From the West Hartford Archives: Millard House, 374 South Main Street

The Millard House at 374 South Main Street. Photo courtesy of Noah Webster House & West Hartford Historical Society

Historian Jeff Murray takes a look into West Hartford’s past to uncover some surprising information, stir up some memories, or reflect on how much life has changed – or hasn’t changed at all. Enjoy this week’s ‘From West Hartford’s Archives’ …

By Jeff Murray

The history of the Millard house at 374 South Main St just north of I-84 gives us some insight into the area through the hands it passed through. Built around 1821 by Samuel Millard on the site of an older home built by Jacob Kellogg in the 1730s, this style of architecture, known as Federal, was typical of the time.

The Federal style of architecture developed in the United States after the American Revolution and reflects a time when the country was defining its national identity.

Before the Revolution, the Georgian style had prevailed, but upon independence, there was a strong desire to break away from British colonial architectural styles and create something that felt distinctly American. The architects of the day therefore modeled this style after the democratic values of ancient Rome and Greece, emphasizing proportion, symmetry, and balance with added decorative elements like fanlights (seen here at the top) and other neoclassical ornamentation. Some very prominent buildings, like the White House, were built in this style, but the fact that it shows up in the houses of West Hartford as well shows just how popular it was just a few decades after the Revolution.

In some ways, it’s not surprising. Just seven years after Samuel Millard built this house, the famous American dictionary was published by Noah Webster, whose birthplace in West Hartford was just down the road on South Main Street.

A product of the American Revolution (he was 16 when the war broke out), Webster realized that British educational materials were still being used afterward and worked to develop a unique American educational system that drew from American books, including his first textbooks in the 1780s. His 1828 dictionary reflected decades of work defining words that Americans used, helping to standardize the language we use. Noah Webster contributed to the establishment of a separate American identity in the same way that Americans building their houses locally in the Federal style made purposeful decisions to break away from old forms.

Samuel Millard was born in 1786 in Vernon, Connecticut, and bought this property at 374 South Main Street in 1813, moving to town a whole eight years later. After his death in 1862, the house passed to his widow and his son Henry, who died a decade later at the house. His two sons Justus and George inherited the property after that. Justus was involved in the Congregational Church choir and married Mary Buckland, daughter of the popular postmaster in town.

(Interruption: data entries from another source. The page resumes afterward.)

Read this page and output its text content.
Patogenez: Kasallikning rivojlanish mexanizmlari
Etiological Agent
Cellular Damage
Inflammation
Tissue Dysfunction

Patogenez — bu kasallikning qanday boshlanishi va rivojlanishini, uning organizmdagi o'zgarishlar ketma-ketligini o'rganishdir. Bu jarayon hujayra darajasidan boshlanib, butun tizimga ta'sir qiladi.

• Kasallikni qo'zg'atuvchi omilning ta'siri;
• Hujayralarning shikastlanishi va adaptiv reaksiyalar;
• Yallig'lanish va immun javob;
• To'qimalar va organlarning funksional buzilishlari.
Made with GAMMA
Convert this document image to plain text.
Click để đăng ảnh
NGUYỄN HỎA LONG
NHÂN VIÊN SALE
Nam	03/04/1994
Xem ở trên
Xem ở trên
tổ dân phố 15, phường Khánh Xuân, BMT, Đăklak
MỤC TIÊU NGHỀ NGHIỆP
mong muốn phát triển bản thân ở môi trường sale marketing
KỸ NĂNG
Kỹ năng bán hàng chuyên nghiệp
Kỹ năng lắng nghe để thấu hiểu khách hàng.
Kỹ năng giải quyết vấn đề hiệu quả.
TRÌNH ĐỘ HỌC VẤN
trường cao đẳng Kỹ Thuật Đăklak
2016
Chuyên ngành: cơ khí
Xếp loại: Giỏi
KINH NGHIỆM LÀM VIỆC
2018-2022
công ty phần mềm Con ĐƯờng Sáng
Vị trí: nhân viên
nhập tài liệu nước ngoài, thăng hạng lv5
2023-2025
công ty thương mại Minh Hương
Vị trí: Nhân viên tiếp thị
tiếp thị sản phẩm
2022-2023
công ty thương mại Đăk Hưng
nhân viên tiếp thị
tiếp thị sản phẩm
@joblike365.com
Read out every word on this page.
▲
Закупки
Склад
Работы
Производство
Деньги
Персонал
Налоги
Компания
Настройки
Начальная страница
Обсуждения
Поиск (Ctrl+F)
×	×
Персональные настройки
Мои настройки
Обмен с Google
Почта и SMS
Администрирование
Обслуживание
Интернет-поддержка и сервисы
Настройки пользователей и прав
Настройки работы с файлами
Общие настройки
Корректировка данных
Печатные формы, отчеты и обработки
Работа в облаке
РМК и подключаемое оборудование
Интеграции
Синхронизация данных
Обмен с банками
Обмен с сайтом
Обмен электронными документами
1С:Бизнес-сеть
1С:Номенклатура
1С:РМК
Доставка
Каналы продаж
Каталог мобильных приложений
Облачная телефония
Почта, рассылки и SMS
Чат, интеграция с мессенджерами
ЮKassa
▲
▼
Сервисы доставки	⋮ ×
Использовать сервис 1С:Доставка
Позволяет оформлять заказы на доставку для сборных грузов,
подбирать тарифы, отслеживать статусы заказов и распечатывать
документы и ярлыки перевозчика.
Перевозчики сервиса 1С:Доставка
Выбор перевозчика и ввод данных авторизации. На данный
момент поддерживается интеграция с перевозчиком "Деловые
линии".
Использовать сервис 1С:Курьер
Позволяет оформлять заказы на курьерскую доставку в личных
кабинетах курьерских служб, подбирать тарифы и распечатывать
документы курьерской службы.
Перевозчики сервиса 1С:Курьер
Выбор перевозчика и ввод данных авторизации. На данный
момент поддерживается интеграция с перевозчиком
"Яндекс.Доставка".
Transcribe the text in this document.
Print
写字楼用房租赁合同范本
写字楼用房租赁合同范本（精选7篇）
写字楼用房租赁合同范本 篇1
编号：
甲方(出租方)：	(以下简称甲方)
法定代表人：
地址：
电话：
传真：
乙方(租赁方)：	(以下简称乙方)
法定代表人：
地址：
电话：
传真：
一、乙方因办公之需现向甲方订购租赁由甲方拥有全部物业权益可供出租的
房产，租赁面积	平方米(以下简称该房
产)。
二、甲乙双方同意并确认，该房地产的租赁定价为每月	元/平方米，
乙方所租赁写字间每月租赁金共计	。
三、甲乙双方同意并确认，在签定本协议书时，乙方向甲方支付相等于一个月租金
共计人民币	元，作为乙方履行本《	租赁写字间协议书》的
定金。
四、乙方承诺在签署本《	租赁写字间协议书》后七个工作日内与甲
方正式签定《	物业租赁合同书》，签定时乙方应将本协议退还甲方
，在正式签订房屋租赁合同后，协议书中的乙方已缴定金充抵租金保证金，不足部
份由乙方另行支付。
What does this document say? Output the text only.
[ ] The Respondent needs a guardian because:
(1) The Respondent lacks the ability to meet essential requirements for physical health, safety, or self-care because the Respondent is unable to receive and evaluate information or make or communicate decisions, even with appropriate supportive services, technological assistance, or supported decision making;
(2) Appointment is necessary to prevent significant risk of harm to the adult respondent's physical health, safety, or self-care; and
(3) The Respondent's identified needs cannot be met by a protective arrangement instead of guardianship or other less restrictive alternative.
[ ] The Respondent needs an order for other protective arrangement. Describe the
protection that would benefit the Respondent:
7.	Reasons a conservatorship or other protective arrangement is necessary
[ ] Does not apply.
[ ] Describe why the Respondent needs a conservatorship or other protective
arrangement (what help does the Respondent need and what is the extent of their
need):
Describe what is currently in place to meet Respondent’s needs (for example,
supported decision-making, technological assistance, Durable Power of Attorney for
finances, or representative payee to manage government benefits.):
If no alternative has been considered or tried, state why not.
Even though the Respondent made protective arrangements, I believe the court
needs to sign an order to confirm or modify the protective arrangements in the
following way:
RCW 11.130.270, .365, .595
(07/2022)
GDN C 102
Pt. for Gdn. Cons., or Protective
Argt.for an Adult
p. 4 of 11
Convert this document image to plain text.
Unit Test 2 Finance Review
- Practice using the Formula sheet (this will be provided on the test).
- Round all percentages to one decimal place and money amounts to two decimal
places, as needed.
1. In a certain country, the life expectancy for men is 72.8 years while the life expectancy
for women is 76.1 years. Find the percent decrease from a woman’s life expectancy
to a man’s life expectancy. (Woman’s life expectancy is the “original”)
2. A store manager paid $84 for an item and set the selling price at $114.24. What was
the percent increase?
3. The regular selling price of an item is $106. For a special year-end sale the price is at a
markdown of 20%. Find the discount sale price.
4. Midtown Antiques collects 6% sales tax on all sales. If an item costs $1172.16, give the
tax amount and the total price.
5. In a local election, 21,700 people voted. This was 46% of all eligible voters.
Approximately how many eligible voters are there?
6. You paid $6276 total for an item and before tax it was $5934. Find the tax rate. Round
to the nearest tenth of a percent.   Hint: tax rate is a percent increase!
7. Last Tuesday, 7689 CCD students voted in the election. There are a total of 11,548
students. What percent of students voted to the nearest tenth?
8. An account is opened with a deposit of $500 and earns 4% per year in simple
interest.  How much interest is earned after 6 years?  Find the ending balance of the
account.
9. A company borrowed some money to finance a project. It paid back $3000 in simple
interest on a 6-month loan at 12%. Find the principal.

Other members of the Millard family, notably their cousins, lived further north in the 1790s white brick colonial house at 253 South Main Street for many more years. After Justus’ marriage in 1888, he moved to Farmington Avenue in the Center and George moved in with them after their mother Henrietta died in 1893. With no link left to the house after seven decades, the Millards quitclaimed the farm at 374 South Main Street to Charles M. Beach, who ran the Vine Hill Farm just south.

Map of the Charles Beach estate on South Main Street in 1923 – 374 South Main Street can be seen top left,

The house remained in the Beach family under the umbrella of the Vine Hill Farm through the 1940s. In the 1923 map here, the borders can be clearly seen in all directions. To the south, Vine Hill Road and Cortland Circle would be developed in the early 1940s as housing during World War II, following the contours of the southern boundary. Beachland Park would be parceled out of the eastern section.

The northern section would allow Mayflower Street to snake through the center of the property and split out into further wartime housing as Elmwood Acres (Elmhurst Street and Elmhurst Circle). Manchester Circle would be developed independently (it was not part of the Beach estate and is the indented section at top right). Finally, the western section, the last section to see residential development and one of the last to be sold off by the Beach family in the late 1940s, would see the creation of Brightwood Lane, Winthrop Road, and Hooker Drive across from Beechwood Road.

Of course, I-84 would carve out a treacherous path through these 1940s and 1950s homes, condemning dozens in its path in the 1960s.

Note the landscape in the right background – even before all of the residential development, the hill where Hooker Drive would loop up and around can be seen. It’s easy to just pass by this old house without a second glance today, but appreciating the context it was built in can help us better understand the conscious decisions people made 200 years ago to shape both the town and the country as a whole.

374 South Main Street. Photo credit: Ronni Newton

Jeff Murray was born and raised in West Hartford and has been involved with the Noah Webster House & West Hartford Historical Society since 2011 when he was a high school student and won the Meyer Prize for his essay on local history. Jeff routinely volunteers as local history researcher uncovering information for numerous museum programs such as the West Hartford House Tour and West Hartford Hauntings. Jeff works as a data analyst at Pratt & Whitney.